On the day after the election, the district sent an open letter to families (in both English and Spanish) emphasizing its commitment to promoting a "healthy and positive student climate" and addressing any bullying issues.
Impending changes to immigration policy have also been a source of added anxiety for clients of Judy Phillips, who provides help navigating the system to immigrants in Summit County through the nonprofit Bethany Immigration. She and her partner, Sarah Christy, started the Board of Immigration Appeals-certified nonprofit in July of last year and have served around 70 clients.
Bethany, based in Frisco, helps immigrants understand their options and put together applications for permanent residency, citizenship and Deferred Action for Childhood Arrivals (DACA) benefits, which give temporary legal status to undocumented people who arrived in the county as children.

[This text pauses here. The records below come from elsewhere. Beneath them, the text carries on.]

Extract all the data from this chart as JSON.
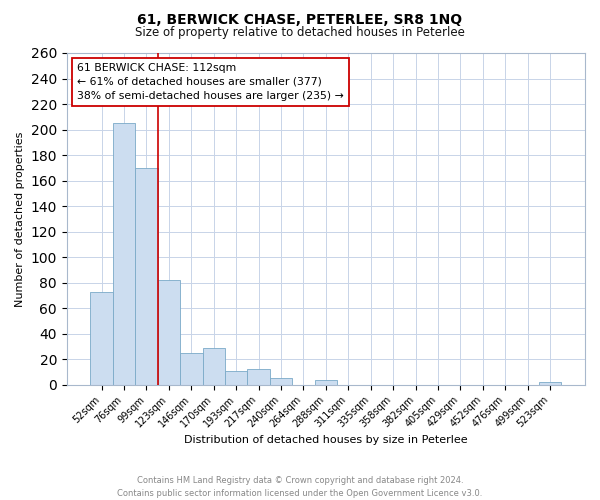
{
  "title": "61, BERWICK CHASE, PETERLEE, SR8 1NQ",
  "subtitle": "Size of property relative to detached houses in Peterlee",
  "xlabel": "Distribution of detached houses by size in Peterlee",
  "ylabel": "Number of detached properties",
  "bar_labels": [
    "52sqm",
    "76sqm",
    "99sqm",
    "123sqm",
    "146sqm",
    "170sqm",
    "193sqm",
    "217sqm",
    "240sqm",
    "264sqm",
    "288sqm",
    "311sqm",
    "335sqm",
    "358sqm",
    "382sqm",
    "405sqm",
    "429sqm",
    "452sqm",
    "476sqm",
    "499sqm",
    "523sqm"
  ],
  "bar_values": [
    73,
    205,
    170,
    82,
    25,
    29,
    11,
    12,
    5,
    0,
    4,
    0,
    0,
    0,
    0,
    0,
    0,
    0,
    0,
    0,
    2
  ],
  "bar_color": "#ccddf0",
  "bar_edge_color": "#7aaac8",
  "vline_x": 2.5,
  "vline_color": "#cc0000",
  "vline_linewidth": 1.2,
  "annotation_title": "61 BERWICK CHASE: 112sqm",
  "annotation_line1": "← 61% of detached houses are smaller (377)",
  "annotation_line2": "38% of semi-detached houses are larger (235) →",
  "annotation_box_color": "#ffffff",
  "annotation_box_edge": "#cc0000",
  "ylim": [
    0,
    260
  ],
  "yticks": [
    0,
    20,
    40,
    60,
    80,
    100,
    120,
    140,
    160,
    180,
    200,
    220,
    240,
    260
  ],
  "footer_line1": "Contains HM Land Registry data © Crown copyright and database right 2024.",
  "footer_line2": "Contains public sector information licensed under the Open Government Licence v3.0.",
  "bg_color": "#ffffff",
  "grid_color": "#c8d4e8"
}
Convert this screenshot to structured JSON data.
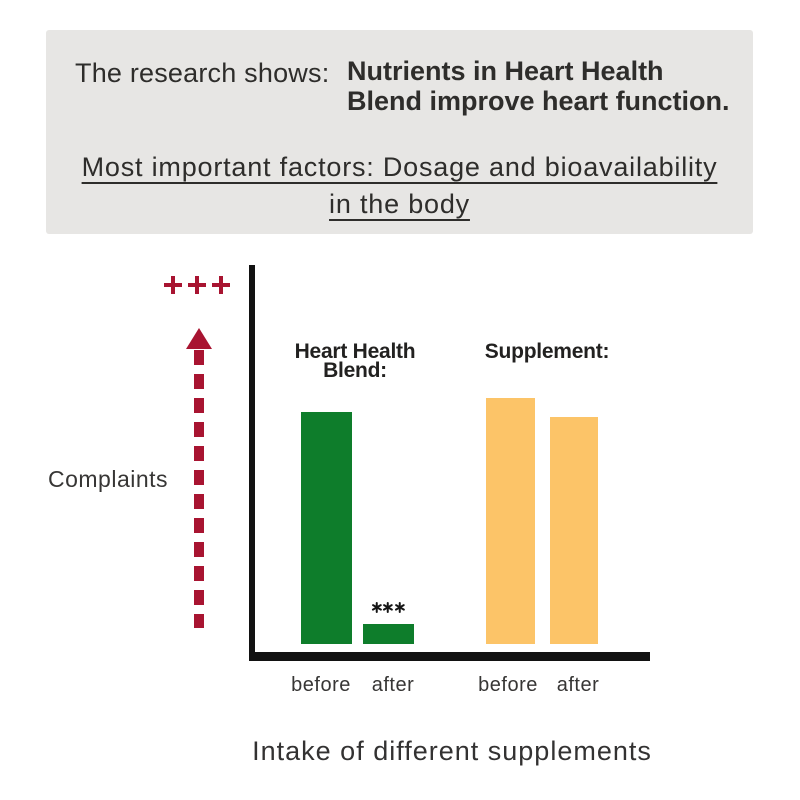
{
  "header": {
    "intro": "The research shows:",
    "headline": [
      "Nutrients in Heart Health",
      "Blend improve heart function."
    ],
    "factors": [
      "Most important factors: Dosage and bioavailability",
      "in the body"
    ]
  },
  "chart_data": {
    "type": "bar",
    "title": "Intake of different supplements",
    "ylabel": "Complaints",
    "y_axis_annotation": "+++",
    "x_categories": [
      "before",
      "after",
      "before",
      "after"
    ],
    "series": [
      {
        "name": "Heart Health Blend:",
        "color": "#0e7d2b",
        "values": [
          94.3,
          8.1
        ],
        "annotations": [
          null,
          "***"
        ]
      },
      {
        "name": "Supplement:",
        "color": "#fcc468",
        "values": [
          100,
          92.3
        ],
        "annotations": [
          null,
          null
        ]
      }
    ],
    "ylim": [
      0,
      100
    ],
    "legend_position": "above-bars",
    "grid": false
  },
  "colors": {
    "accent_red": "#a81431",
    "green": "#0e7d2b",
    "orange": "#fcc468",
    "panel_bg": "#e7e6e4",
    "axis": "#121212",
    "text": "#2e2d2b"
  }
}
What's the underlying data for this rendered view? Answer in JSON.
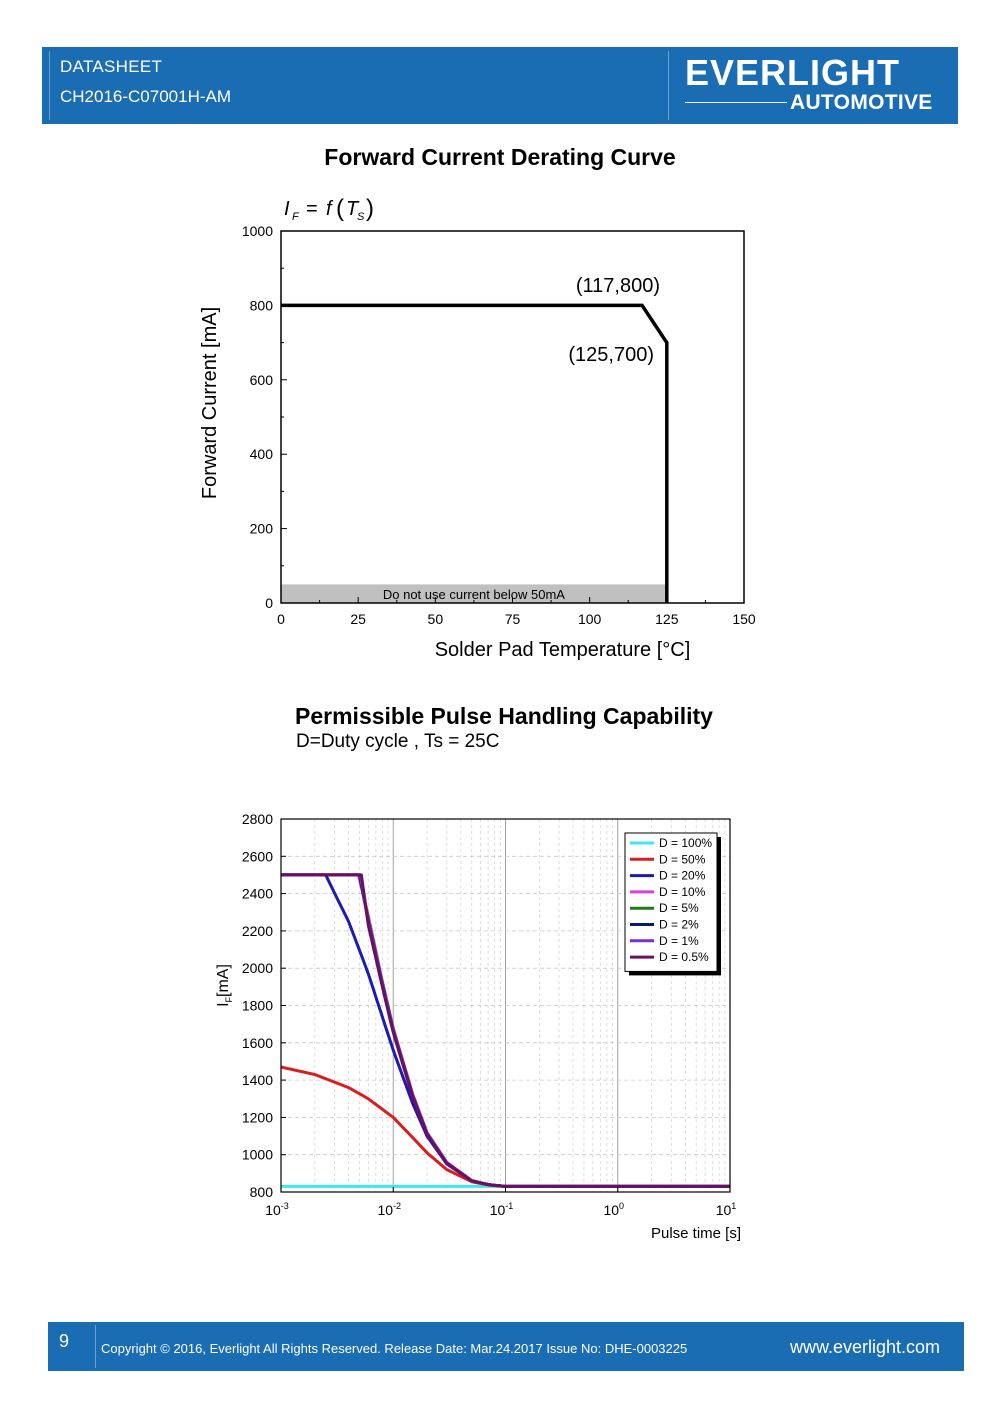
{
  "header": {
    "doc_label": "DATASHEET",
    "part_number": "CH2016-C07001H-AM",
    "brand": "EVERLIGHT",
    "brand_sub": "AUTOMOTIVE",
    "background": "#1a6db3"
  },
  "footer": {
    "page_number": "9",
    "copyright": "Copyright © 2016, Everlight All Rights Reserved. Release Date: Mar.24.2017   Issue No: DHE-0003225",
    "website": "www.everlight.com"
  },
  "chart_data": [
    {
      "type": "line",
      "title": "Forward Current Derating Curve",
      "formula": "I_F = f(T_S)",
      "xlabel": "Solder Pad Temperature [°C]",
      "ylabel": "Forward Current [mA]",
      "xlim": [
        0,
        150
      ],
      "ylim": [
        0,
        1000
      ],
      "xticks": [
        "0",
        "25",
        "50",
        "75",
        "100",
        "125",
        "150"
      ],
      "yticks": [
        "0",
        "200",
        "400",
        "600",
        "800",
        "1000"
      ],
      "series": [
        {
          "points": [
            [
              0,
              800
            ],
            [
              117,
              800
            ],
            [
              125,
              700
            ],
            [
              125,
              0
            ]
          ],
          "color": "#000000"
        }
      ],
      "annotations": [
        "(117,800)",
        "(125,700)"
      ],
      "shaded_region": {
        "y_range": [
          0,
          50
        ],
        "label": "Do not use current below 50mA",
        "color": "#c0c0c0"
      },
      "grid": false
    },
    {
      "type": "line",
      "title": "Permissible Pulse Handling Capability",
      "subtitle": "D=Duty cycle , Ts = 25C",
      "xlabel": "Pulse time [s]",
      "ylabel": "IF[mA]",
      "x_scale": "log",
      "xlim": [
        0.001,
        10
      ],
      "ylim": [
        800,
        2800
      ],
      "xticks": [
        "10-3",
        "10-2",
        "10-1",
        "100",
        "101"
      ],
      "yticks": [
        "800",
        "1000",
        "1200",
        "1400",
        "1600",
        "1800",
        "2000",
        "2200",
        "2400",
        "2600",
        "2800"
      ],
      "grid": true,
      "legend_position": "top-right",
      "series": [
        {
          "name": "D = 100%",
          "color": "#3ee8ef",
          "x": [
            0.001,
            10
          ],
          "y": [
            830,
            830
          ]
        },
        {
          "name": "D = 50%",
          "color": "#d81e1e",
          "x": [
            0.001,
            0.002,
            0.004,
            0.006,
            0.01,
            0.015,
            0.02,
            0.03,
            0.05,
            0.07,
            0.1,
            10
          ],
          "y": [
            1470,
            1430,
            1360,
            1300,
            1200,
            1090,
            1010,
            920,
            855,
            838,
            830,
            830
          ]
        },
        {
          "name": "D = 20%",
          "color": "#1b1bb0",
          "x": [
            0.001,
            0.0025,
            0.004,
            0.006,
            0.01,
            0.015,
            0.02,
            0.03,
            0.05,
            0.07,
            0.1,
            10
          ],
          "y": [
            2500,
            2500,
            2250,
            1970,
            1560,
            1270,
            1100,
            950,
            860,
            840,
            830,
            830
          ]
        },
        {
          "name": "D = 10%",
          "color": "#dd3ed9",
          "x": [
            0.001,
            0.0049,
            0.006,
            0.008,
            0.01,
            0.015,
            0.02,
            0.03,
            0.05,
            0.07,
            0.1,
            10
          ],
          "y": [
            2500,
            2500,
            2280,
            1930,
            1680,
            1320,
            1120,
            960,
            862,
            840,
            830,
            830
          ]
        },
        {
          "name": "D = 5%",
          "color": "#1f7a1f",
          "x": [
            0.001,
            0.005,
            0.006,
            0.008,
            0.01,
            0.015,
            0.02,
            0.03,
            0.05,
            0.07,
            0.1,
            10
          ],
          "y": [
            2500,
            2500,
            2260,
            1920,
            1670,
            1315,
            1115,
            955,
            860,
            840,
            830,
            830
          ]
        },
        {
          "name": "D = 2%",
          "color": "#0a1a6b",
          "x": [
            0.001,
            0.005,
            0.006,
            0.008,
            0.01,
            0.015,
            0.02,
            0.03,
            0.05,
            0.07,
            0.1,
            10
          ],
          "y": [
            2500,
            2500,
            2250,
            1910,
            1665,
            1312,
            1112,
            955,
            860,
            840,
            830,
            830
          ]
        },
        {
          "name": "D = 1%",
          "color": "#7a2fd6",
          "x": [
            0.001,
            0.0051,
            0.006,
            0.008,
            0.01,
            0.015,
            0.02,
            0.03,
            0.05,
            0.07,
            0.1,
            10
          ],
          "y": [
            2500,
            2500,
            2240,
            1905,
            1660,
            1310,
            1110,
            955,
            860,
            840,
            830,
            830
          ]
        },
        {
          "name": "D = 0.5%",
          "color": "#6a1060",
          "x": [
            0.001,
            0.0052,
            0.006,
            0.008,
            0.01,
            0.015,
            0.02,
            0.03,
            0.05,
            0.07,
            0.1,
            10
          ],
          "y": [
            2500,
            2500,
            2230,
            1900,
            1655,
            1305,
            1108,
            953,
            860,
            840,
            830,
            830
          ]
        }
      ]
    }
  ]
}
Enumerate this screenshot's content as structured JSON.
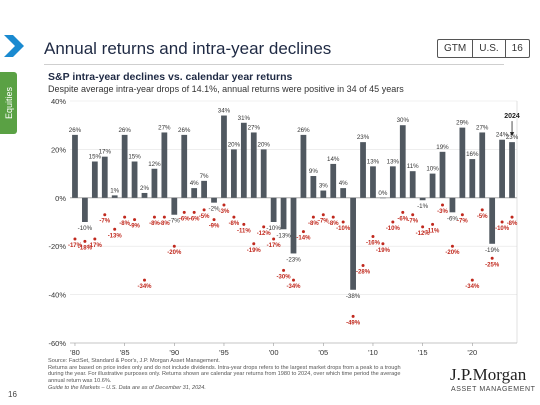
{
  "header": {
    "title": "Annual returns and intra-year declines",
    "badges": [
      "GTM",
      "U.S.",
      "16"
    ]
  },
  "side_tab": {
    "label": "Equities"
  },
  "chart_data": {
    "type": "bar",
    "title": "S&P intra-year declines vs. calendar year returns",
    "subtitle": "Despite average intra-year drops of 14.1%, annual returns were positive in 34 of 45 years",
    "ylim": [
      -60,
      40
    ],
    "yticks": [
      40,
      20,
      0,
      -20,
      -40,
      -60
    ],
    "ytick_labels": [
      "40%",
      "20%",
      "0%",
      "-20%",
      "-40%",
      "-60%"
    ],
    "xtick_years": [
      1980,
      1985,
      1990,
      1995,
      2000,
      2005,
      2010,
      2015,
      2020
    ],
    "xtick_labels": [
      "'80",
      "'85",
      "'90",
      "'95",
      "'00",
      "'05",
      "'10",
      "'15",
      "'20"
    ],
    "years": [
      1980,
      1981,
      1982,
      1983,
      1984,
      1985,
      1986,
      1987,
      1988,
      1989,
      1990,
      1991,
      1992,
      1993,
      1994,
      1995,
      1996,
      1997,
      1998,
      1999,
      2000,
      2001,
      2002,
      2003,
      2004,
      2005,
      2006,
      2007,
      2008,
      2009,
      2010,
      2011,
      2012,
      2013,
      2014,
      2015,
      2016,
      2017,
      2018,
      2019,
      2020,
      2021,
      2022,
      2023,
      2024
    ],
    "series": [
      {
        "values": [
          26,
          -10,
          15,
          17,
          1,
          26,
          15,
          2,
          12,
          27,
          -7,
          26,
          4,
          7,
          -2,
          34,
          20,
          31,
          27,
          20,
          -10,
          -13,
          -23,
          26,
          9,
          3,
          14,
          4,
          -38,
          23,
          13,
          0,
          13,
          30,
          11,
          -1,
          10,
          19,
          -6,
          29,
          16,
          27,
          -19,
          24,
          23
        ],
        "labels": [
          "26%",
          "-10%",
          "15%",
          "17%",
          "1%",
          "26%",
          "15%",
          "2%",
          "12%",
          "27%",
          "-7%",
          "26%",
          "4%",
          "7%",
          "-2%",
          "34%",
          "20%",
          "31%",
          "27%",
          "20%",
          "-10%",
          "-13%",
          "-23%",
          "26%",
          "9%",
          "3%",
          "14%",
          "4%",
          "-38%",
          "23%",
          "13%",
          "0%",
          "13%",
          "30%",
          "11%",
          "-1%",
          "10%",
          "19%",
          "-6%",
          "29%",
          "16%",
          "27%",
          "-19%",
          "24%",
          "23%"
        ]
      },
      {
        "values": [
          -17,
          -18,
          -17,
          -7,
          -13,
          -8,
          -9,
          -34,
          -8,
          -8,
          -20,
          -6,
          -6,
          -5,
          -9,
          -3,
          -8,
          -11,
          -19,
          -12,
          -17,
          -30,
          -34,
          -14,
          -8,
          -7,
          -8,
          -10,
          -49,
          -28,
          -16,
          -19,
          -10,
          -6,
          -7,
          -12,
          -11,
          -3,
          -20,
          -7,
          -34,
          -5,
          -25,
          -10,
          -8
        ],
        "labels": [
          "-17%",
          "-18%",
          "-17%",
          "-7%",
          "-13%",
          "-8%",
          "-9%",
          "-34%",
          "-8%",
          "-8%",
          "-20%",
          "-6%",
          "-6%",
          "-5%",
          "-9%",
          "-3%",
          "-8%",
          "-11%",
          "-19%",
          "-12%",
          "-17%",
          "-30%",
          "-34%",
          "-14%",
          "-8%",
          "-7%",
          "-8%",
          "-10%",
          "-49%",
          "-28%",
          "-16%",
          "-19%",
          "-10%",
          "-6%",
          "-7%",
          "-12%",
          "-11%",
          "-3%",
          "-20%",
          "-7%",
          "-34%",
          "-5%",
          "-25%",
          "-10%",
          "-8%"
        ]
      }
    ],
    "callout": {
      "year": 2024,
      "label": "2024"
    }
  },
  "colors": {
    "bar": "#505860",
    "dot": "#c0281d",
    "chevron": "#1a8ad0",
    "tab": "#5aa144"
  },
  "footer": {
    "source_lines": [
      "Source: FactSet, Standard & Poor's, J.P. Morgan Asset Management.",
      "Returns are based on price index only and do not include dividends. Intra-year drops refers to the largest market drops from a peak to a trough",
      "during the year. For illustrative purposes only. Returns shown are calendar year returns from 1980 to 2024, over which time period the average",
      "annual return was 10.6%."
    ],
    "guide_line": "Guide to the Markets – U.S. Data are as of December 31, 2024.",
    "page_number": "16"
  },
  "logo": {
    "name": "J.P.Morgan",
    "sub": "ASSET MANAGEMENT"
  }
}
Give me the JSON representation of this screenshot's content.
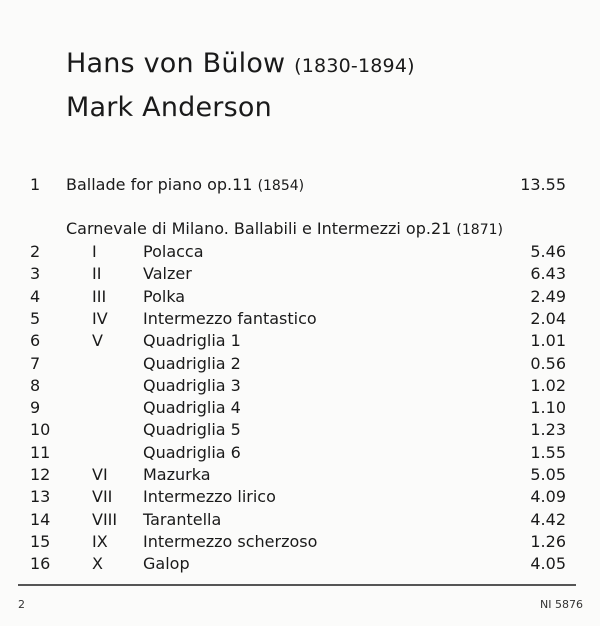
{
  "header": {
    "composer": "Hans von Bülow",
    "composer_years": "(1830-1894)",
    "performer": "Mark Anderson"
  },
  "track1": {
    "number": "1",
    "title": "Ballade for piano op.11",
    "year": "(1854)",
    "duration": "13.55"
  },
  "work": {
    "title": "Carnevale di Milano. Ballabili e Intermezzi op.21",
    "year": "(1871)"
  },
  "tracks": [
    {
      "number": "2",
      "movement": "I",
      "title": "Polacca",
      "duration": "5.46"
    },
    {
      "number": "3",
      "movement": "II",
      "title": "Valzer",
      "duration": "6.43"
    },
    {
      "number": "4",
      "movement": "III",
      "title": "Polka",
      "duration": "2.49"
    },
    {
      "number": "5",
      "movement": "IV",
      "title": "Intermezzo fantastico",
      "duration": "2.04"
    },
    {
      "number": "6",
      "movement": "V",
      "title": "Quadriglia 1",
      "duration": "1.01"
    },
    {
      "number": "7",
      "movement": "",
      "title": "Quadriglia 2",
      "duration": "0.56"
    },
    {
      "number": "8",
      "movement": "",
      "title": "Quadriglia 3",
      "duration": "1.02"
    },
    {
      "number": "9",
      "movement": "",
      "title": "Quadriglia 4",
      "duration": "1.10"
    },
    {
      "number": "10",
      "movement": "",
      "title": "Quadriglia 5",
      "duration": "1.23"
    },
    {
      "number": "11",
      "movement": "",
      "title": "Quadriglia 6",
      "duration": "1.55"
    },
    {
      "number": "12",
      "movement": "VI",
      "title": "Mazurka",
      "duration": "5.05"
    },
    {
      "number": "13",
      "movement": "VII",
      "title": "Intermezzo lirico",
      "duration": "4.09"
    },
    {
      "number": "14",
      "movement": "VIII",
      "title": "Tarantella",
      "duration": "4.42"
    },
    {
      "number": "15",
      "movement": "IX",
      "title": "Intermezzo scherzoso",
      "duration": "1.26"
    },
    {
      "number": "16",
      "movement": "X",
      "title": "Galop",
      "duration": "4.05"
    }
  ],
  "footer": {
    "page_number": "2",
    "catalog": "NI 5876"
  }
}
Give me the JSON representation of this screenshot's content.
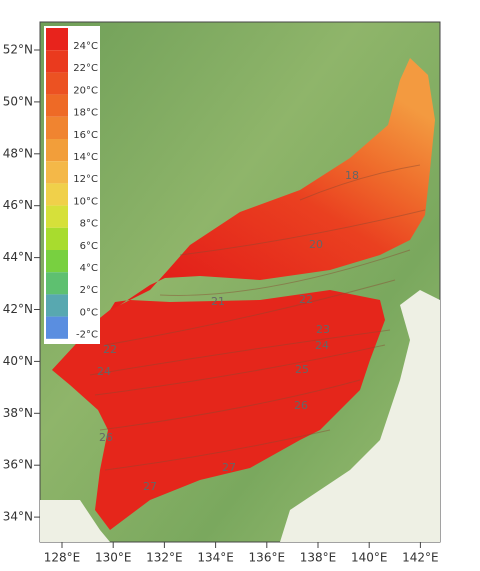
{
  "map": {
    "lat_labels": [
      "52°N",
      "50°N",
      "48°N",
      "46°N",
      "44°N",
      "42°N",
      "40°N",
      "38°N",
      "36°N",
      "34°N"
    ],
    "lon_labels": [
      "128°E",
      "130°E",
      "132°E",
      "134°E",
      "136°E",
      "138°E",
      "140°E",
      "142°E"
    ],
    "legend": {
      "labels": [
        "24°C",
        "22°C",
        "20°C",
        "18°C",
        "16°C",
        "14°C",
        "12°C",
        "10°C",
        "8°C",
        "6°C",
        "4°C",
        "2°C",
        "0°C",
        "-2°C"
      ],
      "colors": [
        "#e8231c",
        "#ea3a1e",
        "#ec5222",
        "#ee6a26",
        "#f08430",
        "#f29e3a",
        "#f4b848",
        "#f0d04a",
        "#d6e03a",
        "#a8dc2e",
        "#78d040",
        "#5ec070",
        "#58a8b0",
        "#5a8ee0"
      ]
    },
    "contour_labels": [
      "18",
      "20",
      "21",
      "22",
      "23",
      "24",
      "22",
      "24",
      "25",
      "26",
      "26",
      "27",
      "27"
    ]
  }
}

How those programs, and Bethany Immigration itself, will be changed is anyone's guess, said Phillips.
"Immigrants here are vital to our workforce and tourist-driven economy," she said. "Without them we'd be crippled. But because they live in fear, they are more limited. They are often underserved and underpaid and live isolated lives by themselves because they are afraid."
Commentators have speculated that the talks of walls and detention camps may have been campaign bluster, but regardless how he chooses to wield it, President-elect Trump will have considerable power over how immigration laws are enforced.
The laws haven't changed much for decades thanks to Washington gridlock, but Obama's piecemeal, administrative actions — like DACA — have shifted the immigration landscape. He also directed Immigration and Customs Enforcement (ICE) to focus enforcement on criminals rather than families.
"Day One, my first hour in office, those people are gone," Trump was quoted as saying in the Washington Post in reference to illegal immigrants with criminal records. "And you can call it deported if you want. The press doesn't like that term. You can call it whatever the hell you want. They're gone."
So while the enforcement emphasis won't necessarily change, Trump has promised to expand the pace rapidly by tripling the number of ICE agents, which currently stands at roughly 7,000. He has also said he would expand the number of detention centers on the Mexican border, where he plans to build his fabled wall.
Those proposals would be costly, perhaps prohibitively so. They would also require the approval of Congress, and Senate Majority Leader Mitch McConnel has been lukewarm at best on some of Mr. Trump's more radical immigration proposals, the wall among them.
What could change on day one with the stroke of a pen, however, is DACA. The program, which has approved applications from well over one million immigrants, exists only as a policy memo sent out by the former homeland security secretary, Janet Napolitano, at the direction of President Obama. That could go away on day one of the Trump presidency and with it the legal status, scholarships and jobs of so-called "Dreamers," or children brought here illegally who aspire to citizenship.